Using wandb on Compute Canada clusters
Availability
Since it requires an internet connection, wandb has restricted availability on compute nodes, depending on the cluster:
Cluster | Availability | Note |
---|---|---|
Béluga | Yes ✅ | wandb can be used after loading the httpproxy module: module load httpproxy |
Cedar | Yes ✅ | Internet access is enabled |
Graham | No ❌ | Internet access is disabled on compute nodes |
Example
The following is an example of how to use wandb to track experiments on Béluga. To reproduce this on Cedar, it is not necessary to load the module httpproxy.
#!/bin/bash
#SBATCH --cpus-per-task=1
#SBATCH --mem=2G
#SBATCH --time=0-03:00
#SBATCH --output=%N-%j.out
module load python/3.6 httpproxy
virtualenv --no-download $SLURM_TMPDIR/env
source $SLURM_TMPDIR/env/bin/activate
pip install torchvision wandb --no-index
### Save your wandb API key in your .bash_profile or replace $API_KEY with your actual API key:
wandb login $API_KEY
python wandb-test.py
The script wandb-test.py uses the watch() method to log default metrics to Weights & Biases. See their full documentation for more options.
import torch
import torch.nn as nn
import torch.nn.functional as F
import torch.optim as optim
import torch.backends.cudnn as cudnn
import torchvision
import torchvision.transforms as transforms
from torchvision.datasets import CIFAR10
from torch.utils.data import DataLoader
import argparse
import wandb
parser = argparse.ArgumentParser(description='cifar10 classification models, wandb test')

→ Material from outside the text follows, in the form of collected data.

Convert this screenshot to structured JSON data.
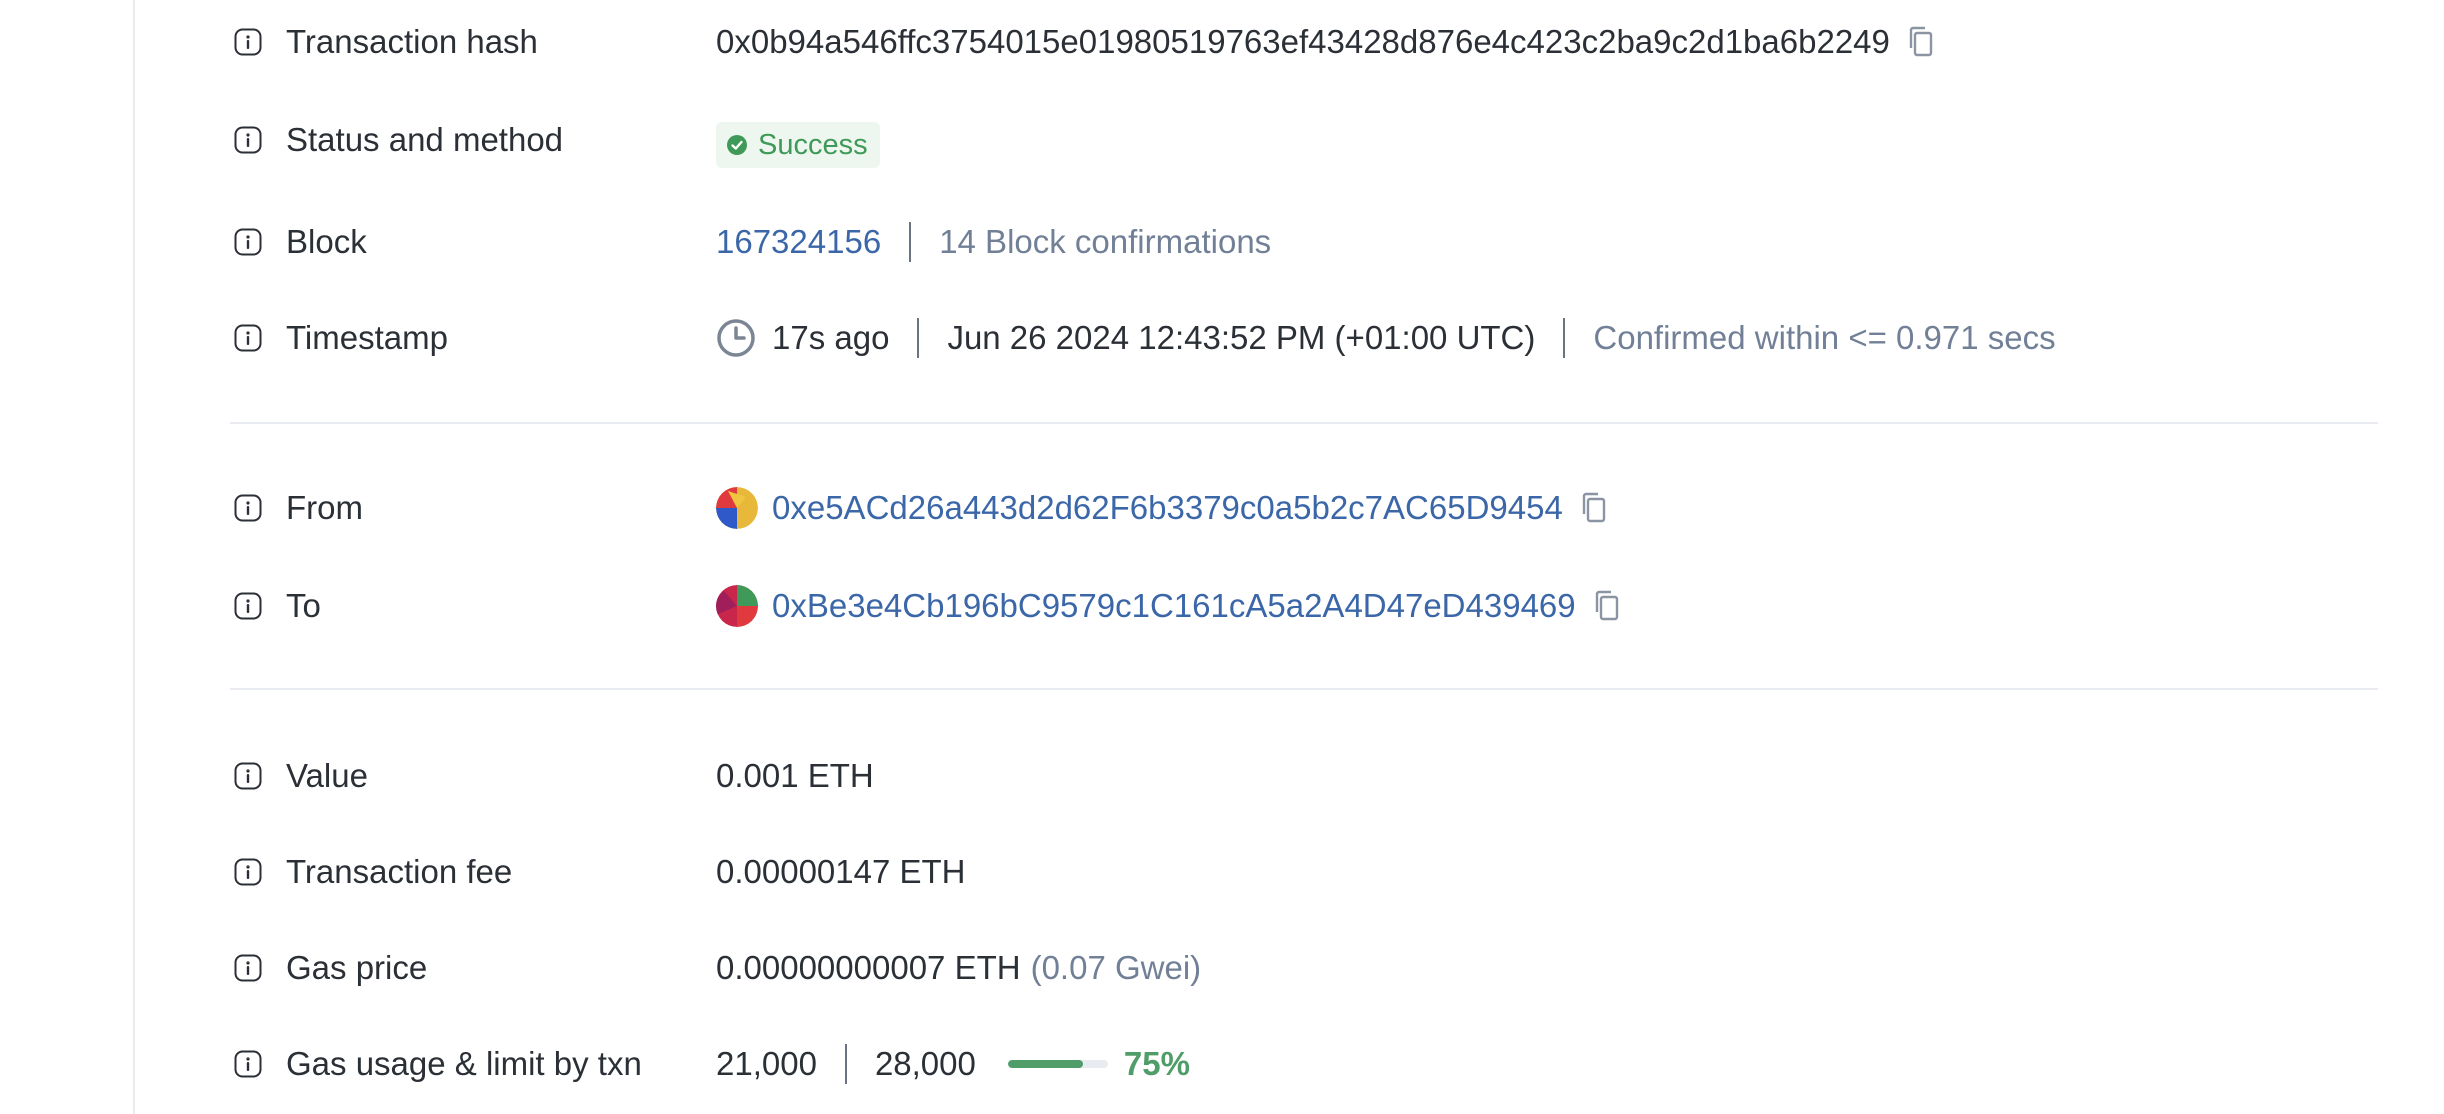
{
  "rows": {
    "hash": {
      "label": "Transaction hash",
      "value": "0x0b94a546ffc3754015e01980519763ef43428d876e4c423c2ba9c2d1ba6b2249"
    },
    "status": {
      "label": "Status and method",
      "badge": "Success"
    },
    "block": {
      "label": "Block",
      "number": "167324156",
      "confirmations": "14 Block confirmations"
    },
    "timestamp": {
      "label": "Timestamp",
      "ago": "17s ago",
      "datetime": "Jun 26 2024 12:43:52 PM (+01:00 UTC)",
      "confirmed": "Confirmed within <= 0.971 secs"
    },
    "from": {
      "label": "From",
      "address": "0xe5ACd26a443d2d62F6b3379c0a5b2c7AC65D9454"
    },
    "to": {
      "label": "To",
      "address": "0xBe3e4Cb196bC9579c1C161cA5a2A4D47eD439469"
    },
    "value": {
      "label": "Value",
      "amount": "0.001 ETH"
    },
    "fee": {
      "label": "Transaction fee",
      "amount": "0.00000147 ETH"
    },
    "gas_price": {
      "label": "Gas price",
      "amount": "0.00000000007 ETH",
      "gwei": "(0.07 Gwei)"
    },
    "gas_usage": {
      "label": "Gas usage & limit by txn",
      "used": "21,000",
      "limit": "28,000",
      "percent_label": "75%",
      "fraction": 0.75
    }
  },
  "icons": {
    "info": "info-icon",
    "copy": "copy-icon",
    "check": "check-circle-icon",
    "clock": "clock-icon",
    "avatar": "address-avatar"
  },
  "colors": {
    "link": "#3b67a8",
    "success": "#3f9a59",
    "muted": "#718096"
  }
}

parser.add_argument('--lr', default=0.1, help='')
parser.add_argument('--batch_size', type=int, default=768, help='')
parser.add_argument('--max_epochs', type=int, default=4, help='')
parser.add_argument('--num_workers', type=int, default=0, help='')
def main():
args = parser.parse_args()
print("Starting Wandb...")
wandb.init(project="wandb-pytorch-test", config=args)
class Net(nn.Module):
def __init__(self):
super(Net, self).__init__()
self.conv1 = nn.Conv2d(3, 6, 5)
self.pool = nn.MaxPool2d(2, 2)
self.conv2 = nn.Conv2d(6, 16, 5)
self.fc1 = nn.Linear(16 * 5 * 5, 120)
self.fc2 = nn.Linear(120, 84)
self.fc3 = nn.Linear(84, 10)
def forward(self, x):
x = self.pool(F.relu(self.conv1(x)))
x = self.pool(F.relu(self.conv2(x)))
x = x.view(-1, 16 * 5 * 5)
x = F.relu(self.fc1(x))
x = F.relu(self.fc2(x))
x = self.fc3(x)
return x
net = Net()
transform_train = transforms.Compose([transforms.ToTensor(),transforms.Normalize((0.5, 0.5, 0.5), (0.5, 0.5, 0.5))])

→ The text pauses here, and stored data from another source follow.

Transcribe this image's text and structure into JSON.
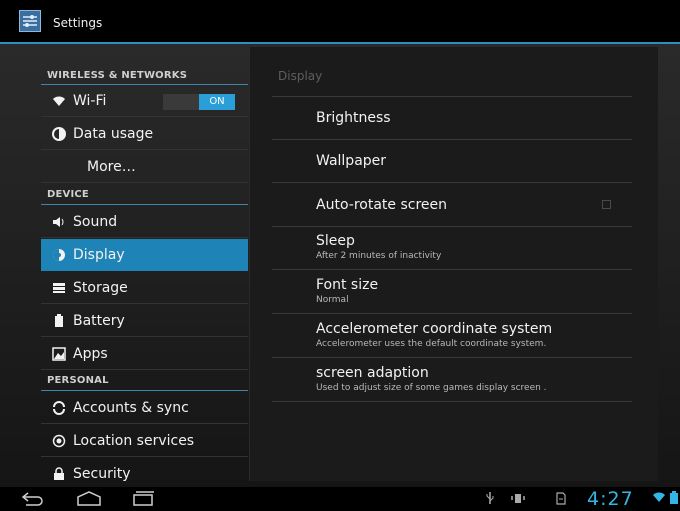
{
  "app": {
    "title": "Settings",
    "icon": "settings-icon"
  },
  "sidebar": {
    "sections": [
      {
        "header": "WIRELESS & NETWORKS"
      },
      {
        "header": "DEVICE"
      },
      {
        "header": "PERSONAL"
      }
    ],
    "items": [
      {
        "label": "Wi-Fi",
        "icon": "wifi-icon",
        "toggle": "ON"
      },
      {
        "label": "Data usage",
        "icon": "data-usage-icon"
      },
      {
        "label": "More…"
      },
      {
        "label": "Sound",
        "icon": "sound-icon"
      },
      {
        "label": "Display",
        "icon": "display-icon",
        "selected": true
      },
      {
        "label": "Storage",
        "icon": "storage-icon"
      },
      {
        "label": "Battery",
        "icon": "battery-icon"
      },
      {
        "label": "Apps",
        "icon": "apps-icon"
      },
      {
        "label": "Accounts & sync",
        "icon": "sync-icon"
      },
      {
        "label": "Location services",
        "icon": "location-icon"
      },
      {
        "label": "Security",
        "icon": "lock-icon"
      }
    ]
  },
  "display_panel": {
    "title": "Display",
    "options": [
      {
        "title": "Brightness"
      },
      {
        "title": "Wallpaper"
      },
      {
        "title": "Auto-rotate screen",
        "checked": false
      },
      {
        "title": "Sleep",
        "summary": "After 2 minutes of inactivity"
      },
      {
        "title": "Font size",
        "summary": "Normal"
      },
      {
        "title": "Accelerometer coordinate system",
        "summary": "Accelerometer uses the default coordinate system."
      },
      {
        "title": "screen adaption",
        "summary": "Used to adjust size of some games display screen ."
      }
    ]
  },
  "status_bar": {
    "time": "4:27"
  },
  "colors": {
    "accent": "#33b5e5",
    "selection": "#1e83b6",
    "action_bar": "#000000"
  }
}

dataset_train = CIFAR10(root='./data', train=True, download=False, transform=transform_train)
train_loader = DataLoader(dataset_train, batch_size=args.batch_size, num_workers=args.num_workers)
criterion = nn.CrossEntropyLoss()
optimizer = optim.SGD(net.parameters(), lr=args.lr)
wandb.watch(net)
for epoch in range(args.max_epochs):
train(epoch, net, criterion, optimizer, train_loader)
def train(epoch, net, criterion, optimizer, train_loader):
for batch_idx, (inputs, targets) in enumerate(train_loader):
outputs = net(inputs)
loss = criterion(outputs, targets)
optimizer.zero_grad()
loss.backward()
optimizer.step()
if __name__=='__main__':
main()